BMJ: Transient Ischaemic attack Emergency Referral (TIER): randomised feasibility trial results

פוסט זה זמין גם ב: עברית

Alan Watkins Adrian Edwards,5 Bridie Angela Evans ,2 Khalid Ali,3 Richard Dewar,4 ,1 Lyn Evans,6 Gary A Ford,7 Chelsey Hampton,8 Roger John,6 Charlene Jones,9 Chris Moore ,10 Michael Obiako,4 Alison Porter ,1 Alan Pryce,11 Tom Quinn,12 Anne C Seagrove,1 Helen Snooks,1 Shirley Whitman,11 Nigel Rees

Abstract                                         

Background Early assessment of patients with suspected transient ischaemic attack (TIA) is crucial to provision of effective care, including initiation of preventive therapies and identification of stroke mimics. Many patients with TIA present to emergency medical services (EMS) but may not require hospitalisation. Paramedics could identify and refer patients with low-risk TIA, without conveyance to the ED. Safety and effectiveness of this model is unknown.

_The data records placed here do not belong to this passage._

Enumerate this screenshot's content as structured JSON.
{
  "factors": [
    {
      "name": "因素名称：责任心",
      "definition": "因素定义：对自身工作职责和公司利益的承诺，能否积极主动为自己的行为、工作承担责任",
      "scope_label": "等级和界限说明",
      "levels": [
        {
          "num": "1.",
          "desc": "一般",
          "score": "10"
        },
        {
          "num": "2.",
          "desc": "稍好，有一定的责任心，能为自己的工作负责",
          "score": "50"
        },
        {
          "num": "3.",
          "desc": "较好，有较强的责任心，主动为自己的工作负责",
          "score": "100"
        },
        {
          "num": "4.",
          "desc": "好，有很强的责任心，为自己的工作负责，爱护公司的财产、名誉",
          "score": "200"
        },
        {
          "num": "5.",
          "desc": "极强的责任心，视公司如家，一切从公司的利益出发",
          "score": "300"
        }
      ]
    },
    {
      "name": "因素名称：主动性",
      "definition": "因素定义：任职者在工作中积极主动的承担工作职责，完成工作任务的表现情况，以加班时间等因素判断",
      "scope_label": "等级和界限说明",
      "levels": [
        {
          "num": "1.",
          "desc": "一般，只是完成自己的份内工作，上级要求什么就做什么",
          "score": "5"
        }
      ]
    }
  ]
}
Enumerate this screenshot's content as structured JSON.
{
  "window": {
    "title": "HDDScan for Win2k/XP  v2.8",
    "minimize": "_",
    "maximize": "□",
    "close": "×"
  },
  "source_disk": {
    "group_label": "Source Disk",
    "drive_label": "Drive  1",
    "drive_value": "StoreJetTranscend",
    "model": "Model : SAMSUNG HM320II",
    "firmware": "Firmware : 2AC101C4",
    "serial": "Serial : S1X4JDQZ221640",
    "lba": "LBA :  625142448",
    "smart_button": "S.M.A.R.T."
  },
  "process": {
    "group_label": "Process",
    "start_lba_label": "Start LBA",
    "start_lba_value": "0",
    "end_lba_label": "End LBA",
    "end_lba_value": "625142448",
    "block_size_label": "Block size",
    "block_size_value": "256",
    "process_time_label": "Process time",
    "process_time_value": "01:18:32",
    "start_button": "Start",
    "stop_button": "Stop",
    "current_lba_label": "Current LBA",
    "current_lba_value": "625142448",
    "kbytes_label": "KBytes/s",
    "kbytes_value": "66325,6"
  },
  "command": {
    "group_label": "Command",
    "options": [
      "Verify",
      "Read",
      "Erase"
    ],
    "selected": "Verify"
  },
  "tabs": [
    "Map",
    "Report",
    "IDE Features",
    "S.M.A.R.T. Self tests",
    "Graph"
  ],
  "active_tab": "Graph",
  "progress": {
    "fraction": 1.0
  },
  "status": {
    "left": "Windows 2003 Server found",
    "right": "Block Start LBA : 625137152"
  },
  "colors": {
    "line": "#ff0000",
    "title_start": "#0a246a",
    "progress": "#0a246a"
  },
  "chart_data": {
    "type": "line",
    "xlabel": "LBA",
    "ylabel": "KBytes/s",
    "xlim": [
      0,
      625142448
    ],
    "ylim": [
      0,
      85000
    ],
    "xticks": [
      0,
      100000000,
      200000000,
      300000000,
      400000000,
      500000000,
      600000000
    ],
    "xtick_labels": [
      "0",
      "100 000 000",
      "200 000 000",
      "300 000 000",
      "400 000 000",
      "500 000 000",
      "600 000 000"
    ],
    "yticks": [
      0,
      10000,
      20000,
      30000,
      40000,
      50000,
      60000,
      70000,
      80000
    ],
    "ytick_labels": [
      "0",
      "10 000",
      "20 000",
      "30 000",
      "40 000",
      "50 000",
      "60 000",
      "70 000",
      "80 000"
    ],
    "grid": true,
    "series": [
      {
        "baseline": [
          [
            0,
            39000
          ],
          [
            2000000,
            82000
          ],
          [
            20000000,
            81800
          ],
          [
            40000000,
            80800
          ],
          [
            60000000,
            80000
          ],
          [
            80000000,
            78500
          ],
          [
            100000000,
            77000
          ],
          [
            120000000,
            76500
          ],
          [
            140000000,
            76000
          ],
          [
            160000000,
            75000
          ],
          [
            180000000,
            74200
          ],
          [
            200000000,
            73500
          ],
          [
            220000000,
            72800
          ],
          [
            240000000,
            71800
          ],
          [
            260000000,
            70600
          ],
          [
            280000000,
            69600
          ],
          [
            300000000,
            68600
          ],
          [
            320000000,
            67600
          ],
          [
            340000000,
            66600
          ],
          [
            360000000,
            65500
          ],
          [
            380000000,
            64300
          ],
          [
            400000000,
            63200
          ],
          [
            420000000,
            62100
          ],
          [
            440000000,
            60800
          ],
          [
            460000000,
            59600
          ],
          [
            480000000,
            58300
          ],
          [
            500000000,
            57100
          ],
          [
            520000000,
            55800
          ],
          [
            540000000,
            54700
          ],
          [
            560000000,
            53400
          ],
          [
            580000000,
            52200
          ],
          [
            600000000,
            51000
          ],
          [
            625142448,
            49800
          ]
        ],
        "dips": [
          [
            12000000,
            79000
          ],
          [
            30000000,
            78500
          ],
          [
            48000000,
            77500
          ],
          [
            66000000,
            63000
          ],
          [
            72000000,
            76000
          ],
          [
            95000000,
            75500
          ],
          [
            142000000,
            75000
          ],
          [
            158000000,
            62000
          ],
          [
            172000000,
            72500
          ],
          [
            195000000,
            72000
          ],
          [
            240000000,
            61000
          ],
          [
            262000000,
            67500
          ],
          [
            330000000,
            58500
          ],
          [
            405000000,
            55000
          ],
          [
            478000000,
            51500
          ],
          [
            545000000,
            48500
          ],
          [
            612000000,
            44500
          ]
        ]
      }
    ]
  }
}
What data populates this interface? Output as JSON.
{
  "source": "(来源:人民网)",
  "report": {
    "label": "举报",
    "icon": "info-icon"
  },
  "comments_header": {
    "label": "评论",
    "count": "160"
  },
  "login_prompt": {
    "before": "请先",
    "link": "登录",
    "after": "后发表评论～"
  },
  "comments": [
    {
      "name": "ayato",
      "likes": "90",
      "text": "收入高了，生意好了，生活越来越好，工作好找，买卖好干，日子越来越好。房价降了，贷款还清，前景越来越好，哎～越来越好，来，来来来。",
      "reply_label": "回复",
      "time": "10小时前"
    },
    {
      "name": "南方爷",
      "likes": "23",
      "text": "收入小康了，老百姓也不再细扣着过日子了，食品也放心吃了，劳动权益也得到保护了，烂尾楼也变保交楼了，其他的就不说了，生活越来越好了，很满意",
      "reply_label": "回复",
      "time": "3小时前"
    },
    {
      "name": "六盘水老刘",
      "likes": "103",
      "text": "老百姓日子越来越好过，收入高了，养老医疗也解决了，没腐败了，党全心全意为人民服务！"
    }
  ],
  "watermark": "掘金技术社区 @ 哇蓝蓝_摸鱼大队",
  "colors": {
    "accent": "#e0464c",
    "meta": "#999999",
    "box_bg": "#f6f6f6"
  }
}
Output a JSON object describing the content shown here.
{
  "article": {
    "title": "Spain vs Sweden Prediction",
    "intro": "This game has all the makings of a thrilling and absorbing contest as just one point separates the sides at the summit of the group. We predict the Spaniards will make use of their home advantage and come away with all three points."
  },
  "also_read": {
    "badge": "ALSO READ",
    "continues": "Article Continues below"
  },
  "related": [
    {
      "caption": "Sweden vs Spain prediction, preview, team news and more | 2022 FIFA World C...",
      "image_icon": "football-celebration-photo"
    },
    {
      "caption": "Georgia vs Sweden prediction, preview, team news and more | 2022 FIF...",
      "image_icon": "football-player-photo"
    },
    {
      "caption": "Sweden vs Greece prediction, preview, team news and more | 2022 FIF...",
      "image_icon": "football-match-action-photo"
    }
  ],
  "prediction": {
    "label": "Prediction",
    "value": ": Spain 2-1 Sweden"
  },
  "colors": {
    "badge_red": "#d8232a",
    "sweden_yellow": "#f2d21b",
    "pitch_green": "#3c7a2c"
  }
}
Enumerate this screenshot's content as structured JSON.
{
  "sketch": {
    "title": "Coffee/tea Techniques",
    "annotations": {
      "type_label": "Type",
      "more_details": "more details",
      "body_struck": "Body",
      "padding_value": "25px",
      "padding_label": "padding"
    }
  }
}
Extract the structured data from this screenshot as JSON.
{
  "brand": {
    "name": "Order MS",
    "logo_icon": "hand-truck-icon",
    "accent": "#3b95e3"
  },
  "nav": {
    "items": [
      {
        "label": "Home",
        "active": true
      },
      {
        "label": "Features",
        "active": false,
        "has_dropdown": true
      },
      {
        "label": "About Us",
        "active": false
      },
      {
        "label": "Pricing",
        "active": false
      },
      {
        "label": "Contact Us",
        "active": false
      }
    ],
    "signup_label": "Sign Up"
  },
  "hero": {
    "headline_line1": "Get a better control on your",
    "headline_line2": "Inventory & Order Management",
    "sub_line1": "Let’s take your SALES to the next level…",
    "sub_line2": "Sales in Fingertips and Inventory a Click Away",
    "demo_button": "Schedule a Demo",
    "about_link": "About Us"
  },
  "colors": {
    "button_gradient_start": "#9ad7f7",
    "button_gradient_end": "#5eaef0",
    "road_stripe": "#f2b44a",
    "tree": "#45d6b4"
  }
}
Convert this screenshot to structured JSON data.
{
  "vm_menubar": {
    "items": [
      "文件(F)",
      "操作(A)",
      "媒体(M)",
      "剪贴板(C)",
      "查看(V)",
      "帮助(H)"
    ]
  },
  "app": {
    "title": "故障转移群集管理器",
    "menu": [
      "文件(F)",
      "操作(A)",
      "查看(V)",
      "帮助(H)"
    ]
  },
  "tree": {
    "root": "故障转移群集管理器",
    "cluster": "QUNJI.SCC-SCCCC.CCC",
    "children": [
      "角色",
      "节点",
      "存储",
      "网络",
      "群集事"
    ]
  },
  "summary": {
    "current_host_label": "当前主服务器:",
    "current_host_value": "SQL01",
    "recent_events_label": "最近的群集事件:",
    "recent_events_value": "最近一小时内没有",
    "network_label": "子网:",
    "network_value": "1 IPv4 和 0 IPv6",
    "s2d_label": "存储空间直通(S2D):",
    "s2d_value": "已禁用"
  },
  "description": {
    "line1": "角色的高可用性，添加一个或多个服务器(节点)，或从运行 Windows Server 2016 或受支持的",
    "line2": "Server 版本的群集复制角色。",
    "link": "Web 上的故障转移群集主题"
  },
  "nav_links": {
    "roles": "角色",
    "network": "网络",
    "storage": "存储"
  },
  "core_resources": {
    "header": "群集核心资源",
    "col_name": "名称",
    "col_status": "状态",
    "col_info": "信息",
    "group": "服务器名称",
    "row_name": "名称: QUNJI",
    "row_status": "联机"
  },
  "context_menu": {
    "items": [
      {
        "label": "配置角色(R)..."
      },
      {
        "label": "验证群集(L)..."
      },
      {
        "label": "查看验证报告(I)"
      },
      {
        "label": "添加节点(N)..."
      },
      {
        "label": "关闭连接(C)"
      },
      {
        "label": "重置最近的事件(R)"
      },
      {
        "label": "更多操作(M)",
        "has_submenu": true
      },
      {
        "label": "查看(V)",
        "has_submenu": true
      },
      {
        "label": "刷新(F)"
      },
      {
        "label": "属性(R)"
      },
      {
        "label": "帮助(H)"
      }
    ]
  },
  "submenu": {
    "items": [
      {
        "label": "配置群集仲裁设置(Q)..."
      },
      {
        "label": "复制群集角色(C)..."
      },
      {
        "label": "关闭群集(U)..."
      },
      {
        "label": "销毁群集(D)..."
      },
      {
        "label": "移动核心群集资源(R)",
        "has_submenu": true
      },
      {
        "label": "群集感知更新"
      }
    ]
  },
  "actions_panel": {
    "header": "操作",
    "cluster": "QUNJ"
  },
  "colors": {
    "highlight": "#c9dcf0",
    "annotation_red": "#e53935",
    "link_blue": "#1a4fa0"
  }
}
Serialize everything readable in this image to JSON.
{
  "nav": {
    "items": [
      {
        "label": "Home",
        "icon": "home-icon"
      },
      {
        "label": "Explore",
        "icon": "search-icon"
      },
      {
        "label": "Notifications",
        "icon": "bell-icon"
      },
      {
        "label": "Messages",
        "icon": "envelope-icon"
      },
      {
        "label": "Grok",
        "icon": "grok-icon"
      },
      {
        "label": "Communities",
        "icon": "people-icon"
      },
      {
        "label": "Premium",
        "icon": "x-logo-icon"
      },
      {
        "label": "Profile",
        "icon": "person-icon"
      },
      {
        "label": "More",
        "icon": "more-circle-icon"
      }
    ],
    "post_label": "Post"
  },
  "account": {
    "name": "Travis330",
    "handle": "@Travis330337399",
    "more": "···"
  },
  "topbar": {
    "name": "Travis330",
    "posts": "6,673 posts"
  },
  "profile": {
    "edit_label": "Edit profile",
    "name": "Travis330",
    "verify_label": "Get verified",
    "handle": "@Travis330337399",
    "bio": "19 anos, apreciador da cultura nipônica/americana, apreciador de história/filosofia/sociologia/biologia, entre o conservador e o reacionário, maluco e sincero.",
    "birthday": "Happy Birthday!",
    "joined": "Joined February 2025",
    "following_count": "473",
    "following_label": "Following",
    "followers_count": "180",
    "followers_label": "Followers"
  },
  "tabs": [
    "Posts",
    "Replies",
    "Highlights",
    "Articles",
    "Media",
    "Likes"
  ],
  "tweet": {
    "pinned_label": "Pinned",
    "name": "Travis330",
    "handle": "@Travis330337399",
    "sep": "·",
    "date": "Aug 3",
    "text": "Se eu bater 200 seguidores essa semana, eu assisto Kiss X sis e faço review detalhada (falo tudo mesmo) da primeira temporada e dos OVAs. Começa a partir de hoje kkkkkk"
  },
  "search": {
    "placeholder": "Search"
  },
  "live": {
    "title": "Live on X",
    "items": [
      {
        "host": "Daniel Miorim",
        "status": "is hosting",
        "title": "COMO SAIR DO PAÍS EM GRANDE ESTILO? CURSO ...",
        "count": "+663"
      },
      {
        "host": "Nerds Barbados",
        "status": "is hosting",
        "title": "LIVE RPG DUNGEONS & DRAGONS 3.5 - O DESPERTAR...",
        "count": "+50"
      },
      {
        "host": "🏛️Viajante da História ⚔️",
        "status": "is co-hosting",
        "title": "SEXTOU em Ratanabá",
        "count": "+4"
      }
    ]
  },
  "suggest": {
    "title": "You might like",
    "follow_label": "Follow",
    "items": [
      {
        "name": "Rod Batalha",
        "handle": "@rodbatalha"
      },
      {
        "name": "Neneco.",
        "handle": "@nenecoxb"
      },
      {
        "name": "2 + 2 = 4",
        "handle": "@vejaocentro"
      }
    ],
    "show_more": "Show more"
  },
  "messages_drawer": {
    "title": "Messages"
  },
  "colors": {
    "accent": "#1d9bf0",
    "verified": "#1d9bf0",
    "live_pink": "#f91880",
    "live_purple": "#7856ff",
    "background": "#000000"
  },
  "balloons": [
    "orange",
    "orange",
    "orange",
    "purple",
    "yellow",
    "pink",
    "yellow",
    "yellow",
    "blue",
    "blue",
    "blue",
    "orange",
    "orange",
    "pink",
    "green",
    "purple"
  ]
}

Aim To assess the feasibility of undertaking a fully powered randomised controlled trial (RCT) to evaluate clinical and cost-effectiveness of paramedic referral of patients who call EMS with low-risk TIA to TIA clinic, avoiding transfer to ED.

Methods The Transient Ischaemic attack Emergency Referral (TIER) intervention was developed through a survey of UK ambulance services, a scoping review of evidence of prehospital care of TIA and convening a specialist clinical panel to agree its final form. Paramedics in South Wales, UK, were randomly allocated to trial intervention (TIA clinic referral) or control (usual care) arms, with patients’ allocation determined by that of attending paramedics.

Predetermined progression criteria considered: proportion of patients referred to TIA clinic, data retrieval, patient satisfaction and potential cost-effectiveness.

Results From December 2016 to September 2017, eighty-nine paramedics recruited 53 patients (36 intervention; 17 control); 48 patients (31 intervention; 17 control) consented to follow-up via routine data. Three intervention patients, of seven deemed eligible, were referred to TIA clinic by paramedics. Contraindications recorded for the other intervention arm patients were: Face/Arms/Speech/Time positive (n=13); ABCD2 score >3 (n=5); already anticoagulated (n=2); crescendo TIA (n=1); other (n=8). Routinely collected electronic health records, used to report further healthcare contacts, were obtained for all consenting patients. Patient-reported satisfaction with care was higher in the intervention arm (mean 4.8/5) than the control arm (mean 4.2/5). Health economic analysis suggests an intervention arm quality-adjusted life-year loss of 0.0094 (95% CI −0.0371, 0.0183), p=0.475.

Conclusion The TIER feasibility study did not meet its progression criteria, largely due to low patient identification and referral rates. A fully powered RCT in this setting is not recommended.